Genetic analysis of a large Han Chinese family line with schizoaffective psychosis
Liping Zeng,
Ziyun He,
Di Liu,
Kai Li,
Kesheng Gu,
Qi Sun,
Guisen Mei,
Yingxue Zhang,
Shengkai Yan,
Feng Zhang
Affiliations
Liping Zeng
The Clinical Laboratory of No.984 Hospital of the People's Liberation Army, Beijing, 100094, China; Corresponding author. NO.984 Hospital of the People’s Liberation Army, Beijing, China
Ziyun He
College of Laboratory Medicine, Zunyi Medical University, Zunyi, 563006, China
Di Liu
The 3rd People's Hospital of Heilongjiang Province-Qinhuangdao Branch, Qinhuangdao, 066001,China
Kai Li
The Clinical Laboratory of No.984 Hospital of the People's Liberation Army, Beijing, 100094, China
Kesheng Gu
The Clinical Laboratory of No.984 Hospital of the People's Liberation Army, Beijing, 100094, China
Qi Sun
The Clinical Laboratory of No.984 Hospital of the People's Liberation Army, Beijing, 100094, China
Guisen Mei
The Clinical Laboratory of No.984 Hospital of the People's Liberation Army, Beijing, 100094, China
Yingxue Zhang
The Clinical Laboratory of No.984 Hospital of the People's Liberation Army, Beijing, 100094, China
Shengkai Yan
College of Laboratory Medicine, Zunyi Medical University, Zunyi, 563006, China
Feng Zhang
College of Laboratory Medicine, Zunyi Medical University, Zunyi, 563006, China; Beijing Institute of Genomics, Chinese Academy of Sciences No. 1 Beichen West Road, Chaoyang District, Beijing, 100800, China; Ori-Gene (ShangDong)Science and Technology Co., Ltd, 261000, China; Corresponding author. College of Laboratory Medicine, Zunyi Medical University, Zunyi, China.

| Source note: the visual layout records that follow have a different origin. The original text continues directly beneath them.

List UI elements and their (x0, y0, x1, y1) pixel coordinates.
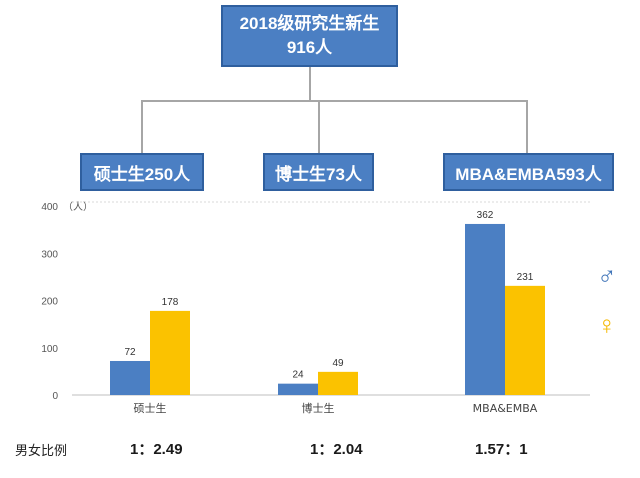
connector-left-drop (141, 100, 143, 153)
bar-female (150, 310, 190, 395)
x-category-label: MBA&EMBA (473, 402, 538, 415)
phd-students-box: 博士生73人 (263, 153, 374, 191)
master-box-label: 硕士生250人 (93, 164, 191, 184)
bar-value-label: 231 (517, 272, 534, 283)
y-tick-label: 0 (52, 391, 58, 402)
connector-right-drop (526, 100, 528, 153)
bar-female (318, 371, 358, 395)
mba-box-label: MBA&EMBA593人 (455, 164, 602, 184)
y-axis-label: （人） (63, 201, 93, 213)
y-tick-label: 400 (41, 202, 58, 213)
male-symbol-icon: ♂ (597, 260, 617, 290)
connector-mid-drop (318, 100, 320, 153)
x-category-label: 博士生 (302, 401, 335, 415)
bar-female (505, 285, 545, 395)
bar-value-label: 362 (477, 210, 494, 221)
bar-value-label: 72 (124, 347, 136, 358)
gender-bar-chart: 0 100 200 300 400 （人） 72 178 硕士生 24 49 博士生 362 231 MBA… (41, 201, 590, 415)
total-count: 916人 (286, 38, 333, 57)
bar-value-label: 24 (292, 370, 304, 381)
mba-students-box: MBA&EMBA593人 (443, 153, 614, 191)
x-category-label: 硕士生 (134, 401, 167, 415)
total-title: 2018级研究生新生 (239, 14, 380, 33)
master-students-box: 硕士生250人 (80, 153, 204, 191)
ratio-mba: 1.57：1 (475, 441, 528, 458)
ratio-master: 1：2.49 (130, 441, 183, 458)
bar-value-label: 49 (332, 358, 344, 369)
female-symbol-icon: ♀ (597, 310, 617, 340)
ratio-phd: 1：2.04 (310, 441, 363, 458)
y-tick-label: 200 (41, 297, 58, 308)
total-freshmen-box: 2018级研究生新生 916人 (221, 5, 398, 67)
phd-box-label: 博士生73人 (275, 164, 362, 184)
bar-value-label: 178 (162, 297, 179, 308)
y-tick-label: 100 (41, 344, 58, 355)
bar-male (465, 223, 505, 395)
connector-horizontal (141, 100, 528, 102)
bar-male (110, 360, 150, 395)
connector-vertical-top (309, 67, 311, 101)
ratio-row-label: 男女比例 (15, 443, 68, 458)
y-tick-label: 300 (41, 249, 58, 260)
bar-male (278, 383, 318, 395)
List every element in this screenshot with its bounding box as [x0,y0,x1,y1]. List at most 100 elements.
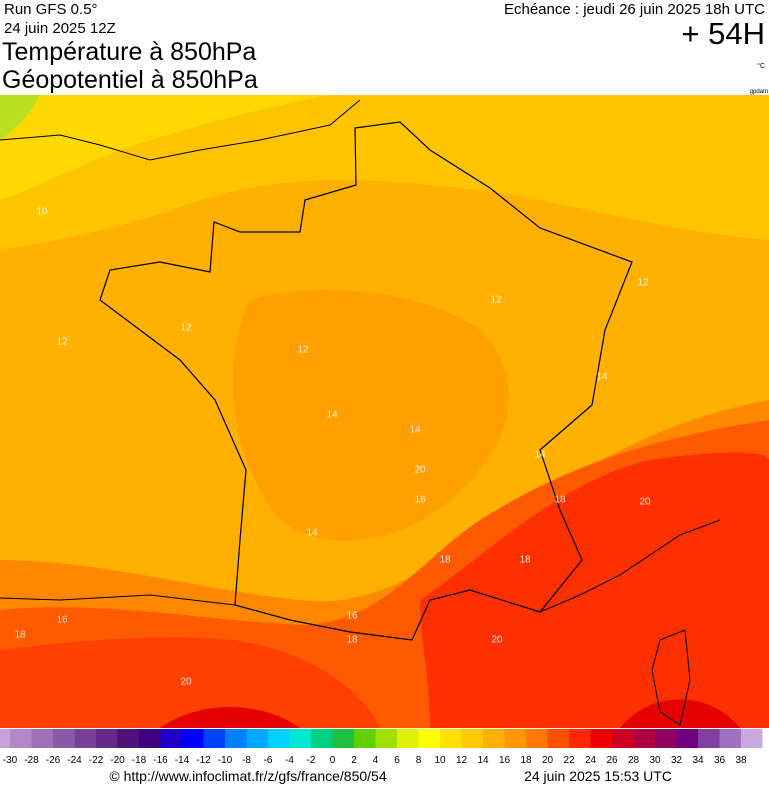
colorbar: -30 -28 -26 -24 -22 -20 -18 -16 -14 -12 -10 -8 -6 -4-… [0,729,763,766]
colorbar-label: -30 [3,755,18,766]
france-border [99,121,633,641]
colorbar-cell [203,729,225,748]
colorbar-label: 0 [330,755,336,766]
colorbar-label: -18 [132,755,147,766]
lead: + 54H [681,16,765,51]
colorbar-cell [461,729,483,748]
colorbar-label: -4 [285,755,294,766]
colorbar-label: 24 [585,755,597,766]
colorbar-label: -12 [196,755,211,766]
colorbar-label: 16 [499,755,511,766]
run-date: 24 juin 2025 12Z [4,20,116,37]
colorbar-cell [332,729,354,748]
colorbar-label: -6 [264,755,273,766]
contour-label: 16 [414,495,426,506]
title1: Température à 850hPa [2,38,256,66]
colorbar-label: -2 [307,755,316,766]
contour-label: 14 [534,450,546,461]
colorbar-cell [741,729,763,748]
contour-label: 14 [326,410,338,421]
colorbar-label: 8 [416,755,422,766]
colorbar-cell [74,729,96,748]
colorbar-cell [289,729,311,748]
run: Run GFS 0.5° [4,1,98,18]
colorbar-cell [354,729,376,748]
contour-label: 20 [639,497,651,508]
colorbar-label: 2 [351,755,357,766]
colorbar-label: 6 [394,755,400,766]
colorbar-cell [53,729,75,748]
footer-date: 24 juin 2025 15:53 UTC [524,768,672,784]
colorbar-cell [633,729,655,748]
contour-label: 10 [36,207,48,218]
colorbar-label: 30 [649,755,661,766]
contour-label: 12 [180,323,192,334]
contour-label: 14 [306,528,318,539]
contour-label: 18 [554,495,566,506]
contour-label: 20 [180,677,192,688]
colorbar-label: 26 [606,755,618,766]
field [0,95,40,140]
title2: Géopotentiel à 850hPa [2,66,258,94]
contour-label: 12 [56,337,68,348]
colorbar-label: 4 [373,755,379,766]
field [420,452,769,728]
colorbar-cell [612,729,634,748]
colorbar-cell [526,729,548,748]
colorbar-cell [418,729,440,748]
colorbar-label: -14 [175,755,190,766]
colorbar-cell [311,729,333,748]
colorbar-cell [547,729,569,748]
field [233,290,509,541]
colorbar-cell [483,729,505,748]
colorbar-cell [117,729,139,748]
colorbar-label: 22 [563,755,575,766]
contour-label: 20 [414,465,426,476]
colorbar-label: 12 [456,755,468,766]
colorbar-cell [139,729,161,748]
colorbar-label: -8 [242,755,251,766]
colorbar-label: -28 [24,755,39,766]
contour-label: 18 [439,555,451,566]
colorbar-label: 20 [542,755,554,766]
contour-label: 12 [297,345,309,356]
colorbar-cell [182,729,204,748]
colorbar-label: -22 [89,755,104,766]
uk-coast [0,99,361,161]
contour-label: 18 [14,630,26,641]
colorbar-cell [397,729,419,748]
colorbar-cell [719,729,741,748]
field [0,637,380,728]
colorbar-cell [10,729,32,748]
colorbar-label: 36 [714,755,726,766]
corsica [651,629,691,726]
field [0,95,330,200]
colorbar-label: 38 [735,755,747,766]
colorbar-cell [268,729,290,748]
colorbar-cell [225,729,247,748]
contour-label: 18 [519,555,531,566]
contour-label: 12 [490,295,502,306]
colorbar-cell [96,729,118,748]
colorbar-cell [698,729,720,748]
colorbar-label: 18 [520,755,532,766]
colorbar-label: -16 [153,755,168,766]
colorbar-cell [31,729,53,748]
source-tag: gpdam [750,89,768,95]
colorbar-label: 10 [434,755,446,766]
footer-url: © http://www.infoclimat.fr/z/gfs/france/… [109,768,386,784]
contour-label: 16 [56,615,68,626]
valid: Echéance : jeudi 26 juin 2025 18h UTC [504,1,765,18]
italy-coast [539,519,721,613]
colorbar-cell [590,729,612,748]
colorbar-label: 34 [692,755,704,766]
field [0,95,769,250]
colorbar-label: -24 [67,755,82,766]
contour-label: 14 [409,425,421,436]
contour-label: 12 [637,278,649,289]
colorbar-cell [676,729,698,748]
colorbar-cell [440,729,462,748]
map: 10 12 12 12 12 14 12 14 14 14 16 18 18 18 20 20 14 18 16 16… [0,95,769,728]
contour-label: 18 [346,635,358,646]
field [160,699,740,728]
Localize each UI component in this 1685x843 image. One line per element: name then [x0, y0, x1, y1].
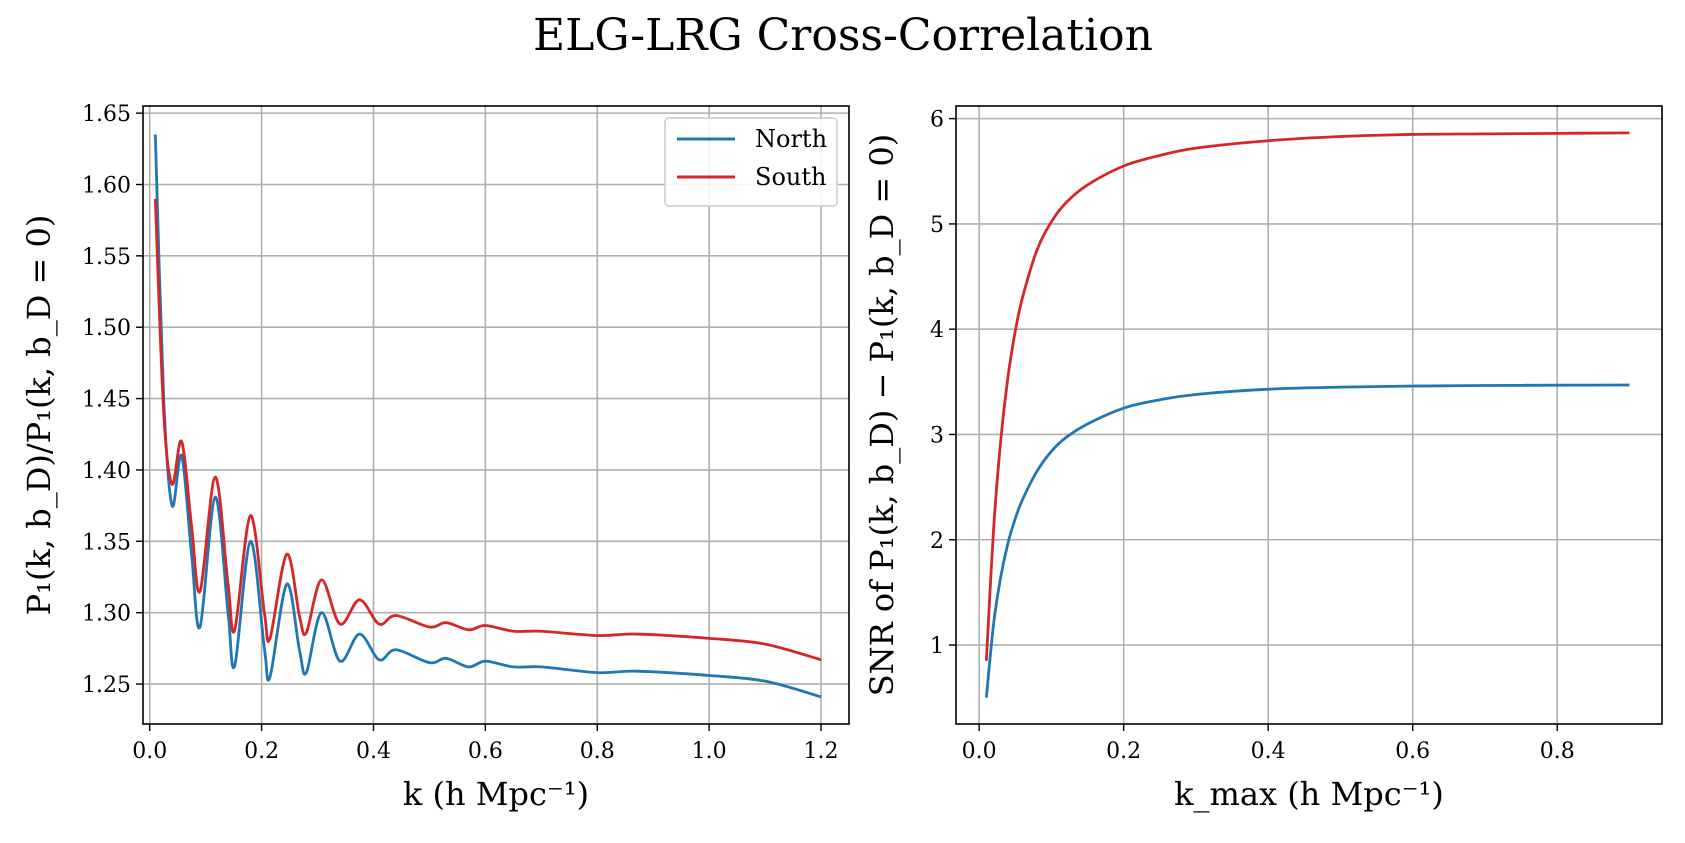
x-tick-label: 1.0: [692, 739, 727, 764]
x-tick-label: 0.2: [1106, 739, 1141, 764]
x-tick-label: 0.4: [1251, 739, 1286, 764]
y-tick-label: 1.55: [82, 245, 131, 270]
y-tick-label: 4: [930, 318, 944, 343]
x-axis-label: k_max (h Mpc⁻¹): [1174, 775, 1444, 813]
plot-frame: [955, 105, 1663, 725]
series-line-series-1: [984, 383, 1630, 698]
y-axis-label: SNR of P₁(k, b_D) − P₁(k, b_D = 0): [863, 134, 901, 697]
y-tick-label: 1: [930, 634, 944, 659]
x-axis-label: k (h Mpc⁻¹): [403, 775, 589, 813]
series-line-south: [153, 198, 822, 662]
right-panel-snr-plot: 0.0 0.2 0.4 0.6 0.8 1 2 3 4 5 6 k_max (h Mpc⁻¹) SNR …: [863, 105, 1663, 813]
x-tick-label: 0.0: [962, 739, 997, 764]
y-tick-label: 1.50: [82, 316, 131, 341]
x-tick-label: 0.8: [580, 739, 615, 764]
x-tick-label: 1.2: [804, 739, 839, 764]
x-tick-label: 0.6: [468, 739, 503, 764]
y-tick-label: 1.30: [82, 602, 131, 627]
plot-frame: [142, 105, 850, 725]
legend-label-north: North: [755, 125, 827, 153]
left-panel-ratio-plot: 0.0 0.2 0.4 0.6 0.8 1.0 1.2 1.25 1.30 1.35 1.40 1.4…: [20, 102, 850, 813]
series-line-series-2: [984, 131, 1630, 661]
y-tick-label: 5: [930, 213, 944, 238]
y-tick-label: 1.45: [82, 388, 131, 413]
y-tick-label: 1.60: [82, 173, 131, 198]
y-tick-label: 6: [930, 108, 944, 133]
x-tick-label: 0.6: [1395, 739, 1430, 764]
y-tick-label: 2: [930, 529, 944, 554]
grid-lines: [143, 106, 849, 724]
x-tick-label: 0.4: [356, 739, 391, 764]
series-group: [984, 131, 1630, 698]
figure-title: ELG-LRG Cross-Correlation: [533, 10, 1153, 61]
series-group: [153, 134, 822, 699]
y-tick-label: 1.35: [82, 530, 131, 555]
legend: North South: [664, 117, 838, 207]
y-axis-label: P₁(k, b_D)/P₁(k, b_D = 0): [20, 215, 58, 616]
x-tick-label: 0.0: [132, 739, 167, 764]
y-tick-label: 3: [930, 423, 944, 448]
y-tick-label: 1.25: [82, 673, 131, 698]
grid-lines: [956, 106, 1662, 724]
x-tick-label: 0.8: [1540, 739, 1575, 764]
legend-label-south: South: [755, 163, 826, 191]
y-tick-label: 1.65: [82, 102, 131, 127]
series-line-north: [153, 134, 822, 699]
y-tick-label: 1.40: [82, 459, 131, 484]
x-tick-label: 0.2: [244, 739, 279, 764]
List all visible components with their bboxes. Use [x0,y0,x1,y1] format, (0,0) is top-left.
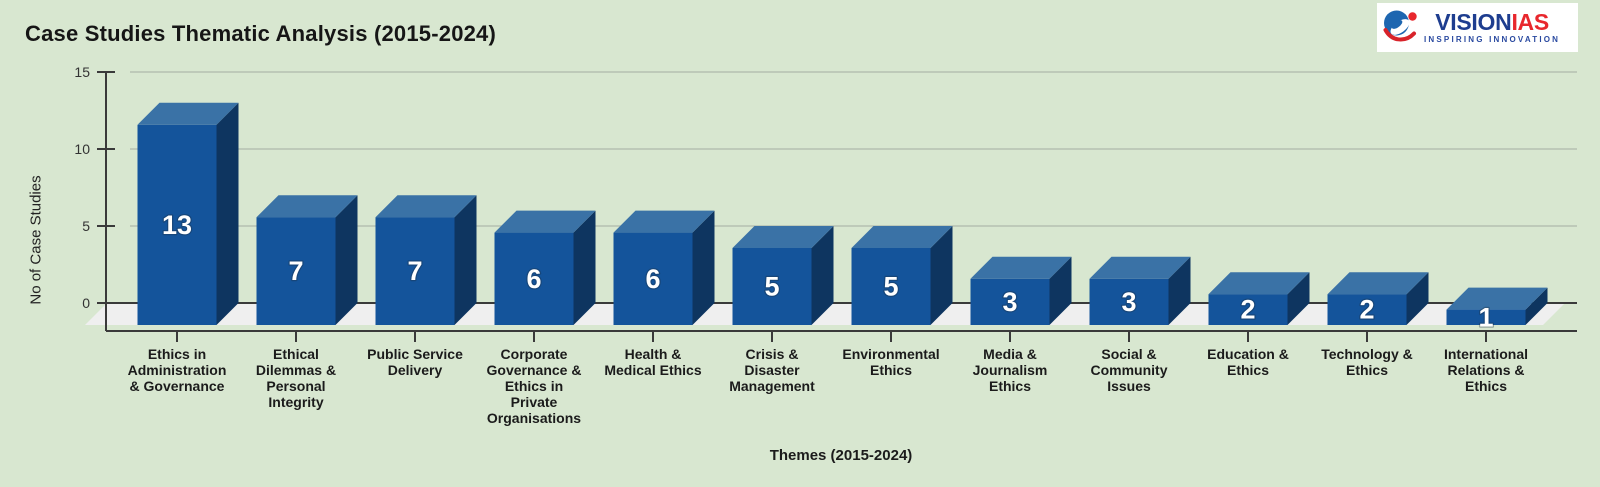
logo-brand-vision: VISION [1435,9,1512,35]
visionias-logo-icon [1383,10,1417,41]
bar-top-face [494,210,596,233]
bar-side-face [335,195,358,325]
logo-wordmark: VISIONIAS [1435,9,1549,35]
bar-side-face [1525,287,1548,325]
visionias-logo: VISIONIAS INSPIRING INNOVATION [1377,3,1578,52]
bar-top-face [732,226,834,248]
bar-side-face [1287,272,1310,325]
bar-value-label: 6 [645,264,660,294]
bar-side-face [930,226,953,325]
bar-front-face [732,248,812,325]
bar-value-label: 1 [1478,302,1493,332]
bar-value-label: 2 [1359,295,1374,325]
bar-front-face [1446,309,1526,325]
bar-value-label: 3 [1121,287,1136,317]
bar-value-label: 7 [288,256,303,286]
bar-value-label: 5 [883,272,898,302]
bar-front-face [256,217,336,325]
bar-top-face [256,195,358,218]
bar-top-face [1446,287,1548,310]
bar-front-face [494,232,574,325]
logo-brand-ias: IAS [1511,9,1549,35]
bar-side-face [692,210,715,325]
bar-front-face [375,217,455,325]
y-axis-tick-label: 15 [74,64,90,80]
bar-front-face [137,124,217,325]
logo-tagline: INSPIRING INNOVATION [1424,35,1561,44]
bar-side-face [573,210,596,325]
bar-front-face [1327,294,1407,325]
bar-side-face [216,102,239,325]
bar-value-label: 3 [1002,287,1017,317]
bar-front-face [613,232,693,325]
bar-value-label: 6 [526,264,541,294]
bar-value-label: 5 [764,272,779,302]
y-axis-tick-label: 5 [82,218,90,234]
y-axis-tick-label: 10 [74,141,90,157]
bar-top-face [613,210,715,233]
bar-top-face [1089,256,1191,279]
bar-value-label: 7 [407,256,422,286]
chart-title: Case Studies Thematic Analysis (2015-202… [25,21,497,46]
bar-front-face [1208,294,1288,325]
bar-front-face [851,248,931,325]
bar-front-face [970,278,1050,325]
y-axis-tick-label: 0 [82,295,90,311]
x-axis-title: Themes (2015-2024) [769,447,913,464]
bar-top-face [851,226,953,248]
bar-top-face [970,256,1072,279]
bar-front-face [1089,278,1169,325]
bar-value-label: 2 [1240,295,1255,325]
bar-side-face [1049,256,1072,325]
bar-top-face [1327,272,1429,295]
y-axis-title: No of Case Studies [27,175,45,305]
bar-top-face [1208,272,1310,295]
bar-side-face [1168,256,1191,325]
bar-value-label: 13 [162,210,192,240]
bar-side-face [811,226,834,325]
bar-side-face [454,195,477,325]
visionias-logo-text: VISIONIAS INSPIRING INNOVATION [1424,9,1561,45]
bar-side-face [1406,272,1429,325]
bar-top-face [375,195,477,218]
bar-top-face [137,102,239,125]
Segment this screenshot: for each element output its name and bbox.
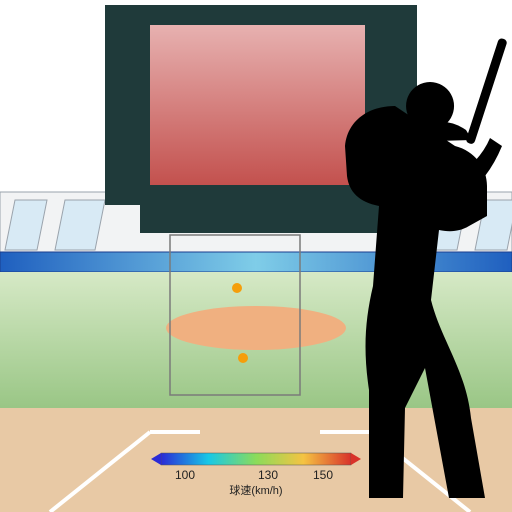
- pitch-marker: [238, 353, 248, 363]
- colorbar-tick-label: 130: [258, 468, 278, 482]
- colorbar-tick-label: 150: [313, 468, 333, 482]
- colorbar-axis-label: 球速(km/h): [229, 483, 282, 497]
- scoreboard-screen: [150, 25, 365, 185]
- pitch-chart-root: 100 130 150 球速(km/h): [0, 0, 512, 512]
- pitchers-mound: [166, 306, 346, 350]
- scoreboard-base: [140, 205, 382, 233]
- pitch-marker: [232, 283, 242, 293]
- colorbar-tick-label: 100: [175, 468, 195, 482]
- velocity-colorbar: [161, 453, 351, 465]
- chart-svg: 100 130 150 球速(km/h): [0, 0, 512, 512]
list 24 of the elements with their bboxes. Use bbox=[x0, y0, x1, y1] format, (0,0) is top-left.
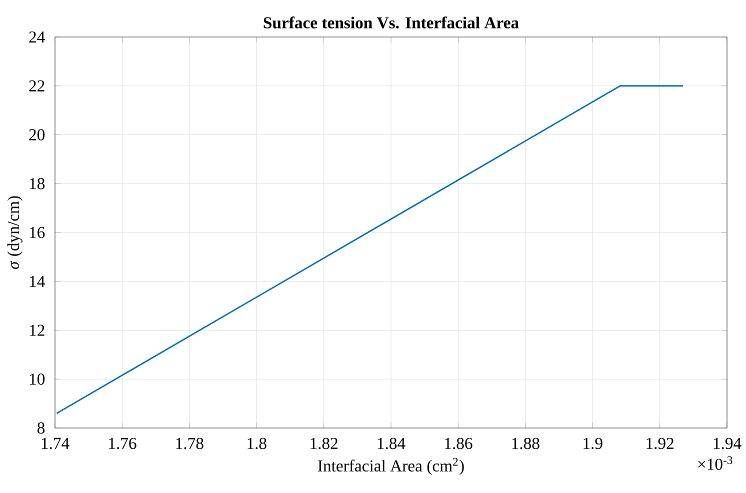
x-tick-label: 1.86 bbox=[445, 438, 472, 450]
x-tick-label: 1.76 bbox=[109, 438, 136, 450]
y-tick-label: 12 bbox=[30, 324, 44, 336]
y-tick-label: 22 bbox=[29, 80, 44, 92]
x-tick-label: 1.92 bbox=[646, 438, 674, 450]
x-tick-label: 1.9 bbox=[584, 438, 602, 450]
x-tick-label: 1.78 bbox=[176, 438, 204, 450]
x-tick-label: 1.84 bbox=[378, 438, 406, 450]
y-tick-label: 20 bbox=[29, 129, 45, 140]
y-tick-label: 24 bbox=[29, 31, 45, 43]
y-tick-label: 14 bbox=[30, 276, 45, 287]
y-tick-label: 10 bbox=[30, 374, 45, 385]
y-tick-label: 8 bbox=[37, 422, 45, 434]
x-tick-label: 1.88 bbox=[512, 438, 540, 450]
x-tick-label: 1.8 bbox=[248, 438, 266, 450]
text: ×10$^{-3}$ bbox=[698, 456, 732, 470]
x-tick-label: 1.82 bbox=[310, 438, 338, 450]
x-tick-label: 1.74 bbox=[42, 438, 70, 450]
y-axis-title: σ (dyn/cm) bbox=[7, 196, 22, 269]
x-tick-label: 1.94 bbox=[714, 438, 742, 450]
y-tick-label: 18 bbox=[30, 178, 45, 190]
y-tick-label: 16 bbox=[30, 226, 45, 238]
x-axis-title: Interfacial Area (cm$^{2}$) bbox=[318, 458, 464, 475]
chart-title: Surface tension Vs. Interfacial Area bbox=[264, 16, 519, 29]
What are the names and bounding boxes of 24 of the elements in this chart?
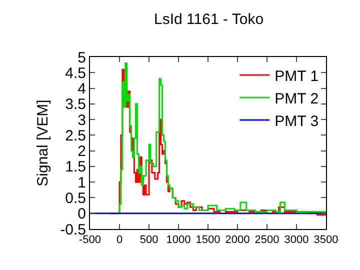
y-tick-label: 4	[78, 80, 86, 98]
y-tick-label: 2.5	[65, 127, 86, 144]
y-tick-label: 5	[78, 49, 86, 66]
x-tick-label: 0	[116, 234, 123, 246]
chart-title: LsId 1161 - Toko	[154, 11, 264, 28]
y-tick-label: 1	[78, 174, 86, 192]
y-tick-label: 3	[78, 112, 86, 129]
y-axis-title: Signal [VEM]	[34, 100, 52, 186]
x-tick-label: 2500	[254, 234, 280, 246]
y-tick-label: 2	[78, 143, 86, 160]
x-tick-label: 2000	[225, 234, 250, 246]
x-tick-label: 3500	[314, 234, 338, 246]
y-tick-label: 0.5	[65, 190, 86, 207]
y-tick-label: 1.5	[65, 158, 86, 176]
x-tick-label: 1000	[166, 234, 191, 246]
legend-label: PMT 1	[274, 68, 319, 85]
x-tick-label: 1500	[196, 234, 220, 246]
y-tick-label: 0	[78, 206, 86, 223]
y-tick-label: 4.5	[65, 64, 86, 82]
y-tick-label: 3.5	[65, 96, 86, 114]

To locate the specific susceptibility genes of a high incidence of schizoaffective disease (SAD) with autonomic dominant inheritance, we recruited a family group from Henan Province with a high incidence of SAD, including 19 individuals sampled from five generations.We used a genome-wide high-density SNP chip to perform genotype detection. The LINKAGE package and MENDEL programs were used for. The two-point and multipoint analyses were calculated by Merlin and SimWalk2 software to obtain the nonparametric linkage (NPL) value, corresponding P value, and parameter linkage limit of detection (LOD) value.Genome-wide linkage analysis yielded a significant linkage signal located on the short arm of chromosome 19. In the dominant genetic model, the LOD of the multipoint parametric analysis was 2.5, and the nonparametric analysis was 19.4 (P < 0.00001). Further haploid genotype analysis localized the candidate region in the 19p13.3–13.2 region, beginning at rs178414 and ending at rs11668751 with a physical length of approximately 4.9 Mb. We believe that the genes responsible for SAD are in this region.